The company ran the COSS technology on solithromycin, an analog of telithromycin that does not contain a pyridine in the side chain of the molecule. COSS confirmed that solithromycin was not burdened by the toxicity profile of telithromycin.
"That was positive for us," Fernandes told BioWorld Today. "We moved forward, and we have since shown that solithromycin is superior, without the toxicity of telithromycin."
Although Cempra likely would have reached the same conclusion without COSS, "it did provide us with reassurance," Fernandes said. The finding also helped the company to focus its research and resources. "If the COSS technology had suggested the compound might be toxic, like telithromycin, we might have been a little more worried and looked at some other compounds," she admitted.
Fernandes also praised the technology's ability to identify new potential pathways for existing or failed drugs. "That's going to be the big use of this technology in the future," she predicted.

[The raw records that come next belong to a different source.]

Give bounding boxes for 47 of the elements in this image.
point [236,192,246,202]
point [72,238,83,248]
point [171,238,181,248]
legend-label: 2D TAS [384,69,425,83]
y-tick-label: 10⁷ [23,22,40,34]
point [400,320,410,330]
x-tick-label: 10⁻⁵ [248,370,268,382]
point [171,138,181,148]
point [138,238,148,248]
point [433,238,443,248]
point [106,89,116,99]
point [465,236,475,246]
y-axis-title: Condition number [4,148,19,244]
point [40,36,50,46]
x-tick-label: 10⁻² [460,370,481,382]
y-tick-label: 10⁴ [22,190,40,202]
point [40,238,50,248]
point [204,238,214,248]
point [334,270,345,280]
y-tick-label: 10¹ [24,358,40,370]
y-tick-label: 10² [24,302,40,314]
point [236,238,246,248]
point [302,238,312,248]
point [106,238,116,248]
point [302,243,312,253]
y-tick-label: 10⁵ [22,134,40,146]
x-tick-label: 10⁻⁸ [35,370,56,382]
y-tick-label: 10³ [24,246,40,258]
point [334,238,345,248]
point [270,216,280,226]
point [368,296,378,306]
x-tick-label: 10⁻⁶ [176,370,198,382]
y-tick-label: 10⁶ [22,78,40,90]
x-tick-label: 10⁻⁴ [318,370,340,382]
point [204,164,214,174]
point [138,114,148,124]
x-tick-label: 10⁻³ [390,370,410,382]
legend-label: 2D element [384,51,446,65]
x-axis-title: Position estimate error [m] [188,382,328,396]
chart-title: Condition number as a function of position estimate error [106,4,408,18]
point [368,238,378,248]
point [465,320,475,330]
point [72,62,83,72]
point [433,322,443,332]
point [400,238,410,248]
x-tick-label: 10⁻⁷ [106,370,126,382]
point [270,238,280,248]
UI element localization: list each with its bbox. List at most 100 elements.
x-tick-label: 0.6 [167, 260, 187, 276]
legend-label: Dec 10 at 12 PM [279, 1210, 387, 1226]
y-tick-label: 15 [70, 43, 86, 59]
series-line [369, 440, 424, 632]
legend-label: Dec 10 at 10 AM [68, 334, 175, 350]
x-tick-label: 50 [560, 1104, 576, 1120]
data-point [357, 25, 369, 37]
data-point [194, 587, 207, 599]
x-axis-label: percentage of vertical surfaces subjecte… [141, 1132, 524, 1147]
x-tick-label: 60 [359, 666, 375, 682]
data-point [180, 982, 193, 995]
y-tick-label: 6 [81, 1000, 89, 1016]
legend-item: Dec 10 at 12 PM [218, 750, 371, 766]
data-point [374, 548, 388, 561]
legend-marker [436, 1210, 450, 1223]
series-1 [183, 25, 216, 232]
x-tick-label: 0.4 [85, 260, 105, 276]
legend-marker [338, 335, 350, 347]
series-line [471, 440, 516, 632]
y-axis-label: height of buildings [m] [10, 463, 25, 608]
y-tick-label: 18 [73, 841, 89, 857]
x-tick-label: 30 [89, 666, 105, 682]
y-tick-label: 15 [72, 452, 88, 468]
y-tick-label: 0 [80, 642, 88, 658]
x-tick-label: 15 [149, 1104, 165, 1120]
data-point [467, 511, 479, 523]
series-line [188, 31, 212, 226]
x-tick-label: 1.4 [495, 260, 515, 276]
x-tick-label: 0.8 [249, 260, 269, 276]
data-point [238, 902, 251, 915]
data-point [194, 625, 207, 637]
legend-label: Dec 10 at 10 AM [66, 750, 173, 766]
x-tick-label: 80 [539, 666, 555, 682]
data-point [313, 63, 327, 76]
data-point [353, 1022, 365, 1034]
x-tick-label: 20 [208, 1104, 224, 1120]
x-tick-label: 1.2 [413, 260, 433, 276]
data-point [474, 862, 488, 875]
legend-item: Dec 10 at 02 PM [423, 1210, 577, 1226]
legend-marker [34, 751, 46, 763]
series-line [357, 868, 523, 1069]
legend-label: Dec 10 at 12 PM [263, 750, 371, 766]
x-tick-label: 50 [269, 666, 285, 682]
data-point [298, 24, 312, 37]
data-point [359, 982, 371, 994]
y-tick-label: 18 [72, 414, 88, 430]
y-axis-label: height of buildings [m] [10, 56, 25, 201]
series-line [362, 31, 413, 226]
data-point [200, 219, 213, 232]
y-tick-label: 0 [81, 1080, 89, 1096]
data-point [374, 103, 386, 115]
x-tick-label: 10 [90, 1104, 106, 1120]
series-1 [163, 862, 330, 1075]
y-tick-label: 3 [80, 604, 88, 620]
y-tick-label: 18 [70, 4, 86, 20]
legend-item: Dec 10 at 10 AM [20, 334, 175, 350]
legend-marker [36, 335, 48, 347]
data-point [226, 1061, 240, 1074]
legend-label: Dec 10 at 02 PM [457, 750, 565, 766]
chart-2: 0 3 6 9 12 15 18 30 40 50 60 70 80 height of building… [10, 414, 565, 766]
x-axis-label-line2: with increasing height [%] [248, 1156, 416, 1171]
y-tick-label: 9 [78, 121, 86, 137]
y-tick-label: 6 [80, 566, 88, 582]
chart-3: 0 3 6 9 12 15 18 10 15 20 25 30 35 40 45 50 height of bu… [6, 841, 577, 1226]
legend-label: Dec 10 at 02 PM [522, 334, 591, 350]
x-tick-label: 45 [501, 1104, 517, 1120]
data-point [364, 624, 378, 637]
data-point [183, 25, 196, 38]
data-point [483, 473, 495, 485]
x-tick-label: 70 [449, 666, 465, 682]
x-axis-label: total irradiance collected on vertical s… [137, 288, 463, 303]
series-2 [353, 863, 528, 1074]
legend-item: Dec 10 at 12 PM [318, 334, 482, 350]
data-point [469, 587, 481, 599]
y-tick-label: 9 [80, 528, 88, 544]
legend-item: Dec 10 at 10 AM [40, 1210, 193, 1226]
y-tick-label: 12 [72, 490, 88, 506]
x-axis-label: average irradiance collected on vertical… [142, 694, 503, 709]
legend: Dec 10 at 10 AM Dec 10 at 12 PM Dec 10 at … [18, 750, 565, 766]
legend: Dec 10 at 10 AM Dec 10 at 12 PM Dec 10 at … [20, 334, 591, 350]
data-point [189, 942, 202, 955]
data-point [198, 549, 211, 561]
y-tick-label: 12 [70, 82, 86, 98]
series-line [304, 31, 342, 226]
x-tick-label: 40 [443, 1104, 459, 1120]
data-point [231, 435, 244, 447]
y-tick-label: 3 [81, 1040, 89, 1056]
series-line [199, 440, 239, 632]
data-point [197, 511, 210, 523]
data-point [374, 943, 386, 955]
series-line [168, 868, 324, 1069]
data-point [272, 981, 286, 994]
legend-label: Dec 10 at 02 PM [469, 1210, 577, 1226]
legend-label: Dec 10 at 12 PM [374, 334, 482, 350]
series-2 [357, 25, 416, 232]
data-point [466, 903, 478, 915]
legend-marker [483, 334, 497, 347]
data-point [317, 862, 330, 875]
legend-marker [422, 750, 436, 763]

Biovista has reached the same conclusion. Although the company has its own preclinical drug pipeline, it's beginning to place some of those candidates into virtual newcos while keeping the COSS platform as its star attraction – a canny strategy should its future include a venture financing or public offering.
Because COSS generates revenues from partners, either on a fee-for-service basis or in up-front and milestone payments, Biovista can fund early stage development of drug candidates after their vetting by COSS. The company is currently developing the first two newcos, which could eventually seek their own partners, Persidis said.